Lets start with the clients:

Python

import socket
 
UDP_IP = "127.0.0.1"
UDP_PORT = 5005
MESSAGE = "I'm from Python!"
 
def main():
 
	print "UDP target IP:", UDP_IP
	print "UDP target port:", UDP_PORT
	print "message:", MESSAGE
 
	sock = socket.socket(socket.AF_INET, # Internet
	                     socket.SOCK_DGRAM) # UDP
	sock.sendto(MESSAGE, (UDP_IP, UDP_PORT))
 
main()

 

The Python bits were taken from the Python page for UDP communications.
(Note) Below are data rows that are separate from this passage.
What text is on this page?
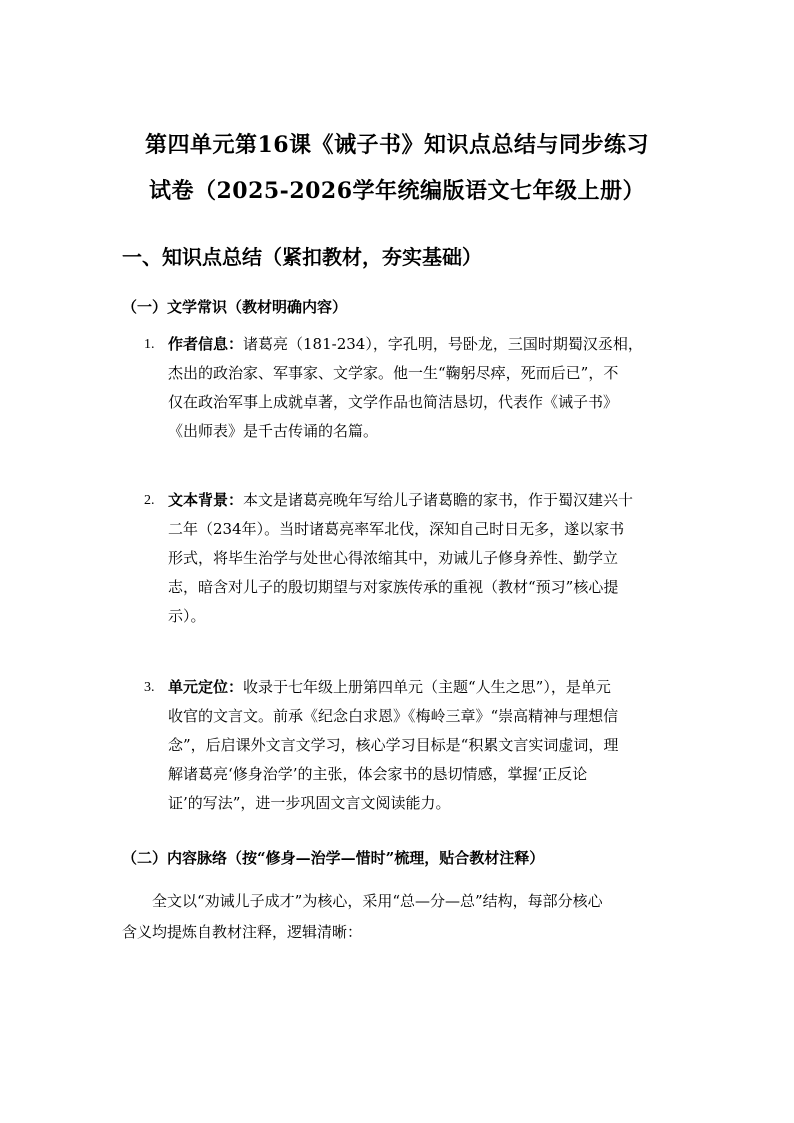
第四单元第16课《诫子书》知识点总结与同步练习
试卷（2025-2026学年统编版语文七年级上册）
一、知识点总结（紧扣教材，夯实基础）
（一）文学常识（教材明确内容）
1. 作者信息：诸葛亮（181-234），字孔明，号卧龙，三国时期蜀汉丞相，
杰出的政治家、军事家、文学家。他一生“鞠躬尽瘁，死而后已”，不
仅在政治军事上成就卓著，文学作品也简洁恳切，代表作《诫子书》
《出师表》是千古传诵的名篇。
2. 文本背景：本文是诸葛亮晚年写给儿子诸葛瞻的家书，作于蜀汉建兴十
二年（234年）。当时诸葛亮率军北伐，深知自己时日无多，遂以家书
形式，将毕生治学与处世心得浓缩其中，劝诫儿子修身养性、勤学立
志，暗含对儿子的殷切期望与对家族传承的重视（教材“预习”核心提
示）。
3. 单元定位：收录于七年级上册第四单元（主题“人生之思”），是单元
收官的文言文。前承《纪念白求恩》《梅岭三章》“崇高精神与理想信
念”，后启课外文言文学习，核心学习目标是“积累文言实词虚词，理
解诸葛亮‘修身治学’的主张，体会家书的恳切情感，掌握‘正反论
证’的写法”，进一步巩固文言文阅读能力。
（二）内容脉络（按“修身—治学—惜时”梳理，贴合教材注释）
全文以“劝诫儿子成才”为核心，采用“总—分—总”结构，每部分核心
含义均提炼自教材注释，逻辑清晰：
Next is the Go code:

Go

package main
 
import (
	"fmt"
	"net"
)
 
func main() {
	writeUDP()
}
 
func writeUDP() {
 
	message := "I'm from Go!"
 
	serverAddr, err := net.ResolveUDPAddr("udp", "127.0.0.1:5005")
	if err != nil {
		fmt.Println(err)
	}
	con, err := net.DialUDP("udp", nil, serverAddr)
 
	if err != nil {
		fmt.Println(err)
	}
	con.Write([]byte(message))
 
}

 

 

Believe it or not, when you take out error handling, there is actually not that much of a difference in line count. In fact I might actually prefer the Go version to the Python implementation.

 

Now its server time:

import socket
 
UDP_IP = "127.0.0.1"
UDP_PORT = 5005
 
def main():
 
	sock = socket.socket(socket.AF_INET, # Internet
	                     socket.SOCK_DGRAM) # UDP
	sock.bind((UDP_IP, UDP_PORT))
 
	while True:
	    data, addr = sock.recvfrom(1024) # buffer size is 1024 bytes
	    print "received message:", data
 
main()

 

And finally Go:

package main
 
import (
	"fmt"
	"net"
)
 
func main() {
	listenUDP()
}
 
func listenUDP() {
 
	serverAddr, err := net.ResolveUDPAddr("udp", "127.0.0.1:5005")
 
	if err != nil {
		fmt.Println(err)
	}
 
	con, err := net.ListenUDP("udp", serverAddr)
 
	if err != nil {
		fmt.Println(err)
	}
 
	for {
		rdata := make([]byte, 1024)
		con.Read(rdata)
		fmt.Println(string(rdata))
	}
 
}

The code itself is pretty straight forward. I’m looking forward to adding some of Go’s amazing concurrency features when I begin to work on some complicated examples.